The bill, sponsored by Sen. Jeff Yarbro, D-Nashville, and House Minority Leader Craig Fitzhugh, D-Ripley, expands on an idea that became law last year.
That measure permitted needle exchange programs in major metropolitan areas, Sen. Steve Dickerson, R-Nashville, said Thursday while endorsing Yarbro's bill on the Senate floor.
Dickerson said the new needle exchange legislation is needed, given an HIV outbreak that occurred in 2015 in a rural county in Indiana.
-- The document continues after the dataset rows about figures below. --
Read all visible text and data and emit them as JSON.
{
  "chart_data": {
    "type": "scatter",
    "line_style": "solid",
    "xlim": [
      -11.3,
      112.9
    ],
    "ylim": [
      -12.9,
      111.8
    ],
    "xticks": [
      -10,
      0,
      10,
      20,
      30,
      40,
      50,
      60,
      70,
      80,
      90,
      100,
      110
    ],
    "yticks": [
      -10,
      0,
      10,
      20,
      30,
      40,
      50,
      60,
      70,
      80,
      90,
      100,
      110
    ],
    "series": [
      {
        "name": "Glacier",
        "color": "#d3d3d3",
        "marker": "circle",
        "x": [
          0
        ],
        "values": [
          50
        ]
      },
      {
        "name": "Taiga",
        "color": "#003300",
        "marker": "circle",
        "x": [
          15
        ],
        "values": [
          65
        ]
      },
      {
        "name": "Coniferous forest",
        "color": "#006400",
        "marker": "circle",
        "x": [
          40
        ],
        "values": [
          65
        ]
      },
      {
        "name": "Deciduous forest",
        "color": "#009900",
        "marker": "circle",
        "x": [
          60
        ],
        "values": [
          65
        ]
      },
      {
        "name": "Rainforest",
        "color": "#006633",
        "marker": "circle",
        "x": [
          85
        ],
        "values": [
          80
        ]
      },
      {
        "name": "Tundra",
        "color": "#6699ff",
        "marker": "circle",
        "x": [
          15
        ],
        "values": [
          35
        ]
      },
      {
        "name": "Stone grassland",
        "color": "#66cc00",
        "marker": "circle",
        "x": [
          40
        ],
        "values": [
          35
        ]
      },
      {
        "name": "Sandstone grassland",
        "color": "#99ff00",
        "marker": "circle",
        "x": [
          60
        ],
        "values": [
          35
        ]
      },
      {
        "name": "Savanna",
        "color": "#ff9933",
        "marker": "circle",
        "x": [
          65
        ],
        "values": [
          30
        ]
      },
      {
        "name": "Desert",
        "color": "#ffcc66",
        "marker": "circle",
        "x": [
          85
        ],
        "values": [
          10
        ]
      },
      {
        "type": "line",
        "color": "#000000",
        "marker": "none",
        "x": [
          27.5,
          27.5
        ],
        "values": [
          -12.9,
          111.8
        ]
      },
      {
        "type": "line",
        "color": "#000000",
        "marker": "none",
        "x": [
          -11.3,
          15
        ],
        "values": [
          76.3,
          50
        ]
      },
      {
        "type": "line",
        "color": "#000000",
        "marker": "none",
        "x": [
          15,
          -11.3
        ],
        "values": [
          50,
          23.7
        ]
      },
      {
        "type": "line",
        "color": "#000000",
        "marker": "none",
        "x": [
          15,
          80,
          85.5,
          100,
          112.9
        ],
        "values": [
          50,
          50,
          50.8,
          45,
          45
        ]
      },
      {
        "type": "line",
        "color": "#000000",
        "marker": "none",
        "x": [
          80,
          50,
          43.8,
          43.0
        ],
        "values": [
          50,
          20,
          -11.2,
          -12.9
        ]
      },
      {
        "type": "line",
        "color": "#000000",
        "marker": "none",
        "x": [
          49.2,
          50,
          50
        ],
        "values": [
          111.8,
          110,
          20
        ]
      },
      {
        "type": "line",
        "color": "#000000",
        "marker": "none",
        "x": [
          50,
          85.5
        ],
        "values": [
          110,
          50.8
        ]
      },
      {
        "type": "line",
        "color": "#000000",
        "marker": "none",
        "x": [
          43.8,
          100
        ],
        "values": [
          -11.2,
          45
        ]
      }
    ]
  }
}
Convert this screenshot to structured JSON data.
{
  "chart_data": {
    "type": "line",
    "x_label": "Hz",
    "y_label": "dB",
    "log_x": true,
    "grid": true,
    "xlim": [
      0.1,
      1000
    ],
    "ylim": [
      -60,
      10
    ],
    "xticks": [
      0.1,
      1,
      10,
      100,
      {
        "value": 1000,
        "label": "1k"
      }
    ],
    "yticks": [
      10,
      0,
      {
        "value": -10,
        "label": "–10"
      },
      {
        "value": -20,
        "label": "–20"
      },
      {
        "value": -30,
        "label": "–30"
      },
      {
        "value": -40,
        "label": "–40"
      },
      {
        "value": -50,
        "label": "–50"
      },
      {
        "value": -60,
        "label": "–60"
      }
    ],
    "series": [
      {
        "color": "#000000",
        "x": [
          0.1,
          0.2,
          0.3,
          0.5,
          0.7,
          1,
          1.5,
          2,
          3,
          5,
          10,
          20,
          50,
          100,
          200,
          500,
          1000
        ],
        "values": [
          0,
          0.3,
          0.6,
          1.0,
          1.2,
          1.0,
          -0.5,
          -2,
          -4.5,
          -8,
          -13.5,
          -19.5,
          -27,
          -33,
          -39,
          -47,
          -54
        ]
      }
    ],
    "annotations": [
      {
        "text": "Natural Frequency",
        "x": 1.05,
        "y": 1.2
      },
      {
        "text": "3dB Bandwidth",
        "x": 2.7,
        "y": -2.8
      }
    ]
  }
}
"If they had had a needle exchange program, epidemiologists believe that could have largely been blunted if not prevented entirely," he said.
Dickerson noted that rural counties would benefit most from Yarbro's legislation.
He pointed to Centers for Disease Control and Prevention data that found of the 220 counties in the United States that are statistically at risk for such outbreaks, more than 40 counties are in Tennessee.
"This bill allows those counties the latitude to potentially proactively deal with this and hopefully blunt this tragedy from occurring," Dickerson concluded.
And Dickerson wasn't the only Republican to rise in support of the measure. He was followed by Sen. Janice Bowling, R-Tullahoma, who offered her support for the measure.
The chamber approved the bill with 29-1 vote. The lone dissenting vote came from Sen. Joey Hensley, R-Hohenwald.
The House version of the bill is scheduled to be taken up in the chamber's finance committee.
The chamber also voted 26-2 for another bill, which Dickerson sponsored, that sets new distance parameters for the current needle exchange law regarding where they can exist in metropolitan areas. Hensley and Sen. Jon Lundberg, R-Bristol, voted against the measure.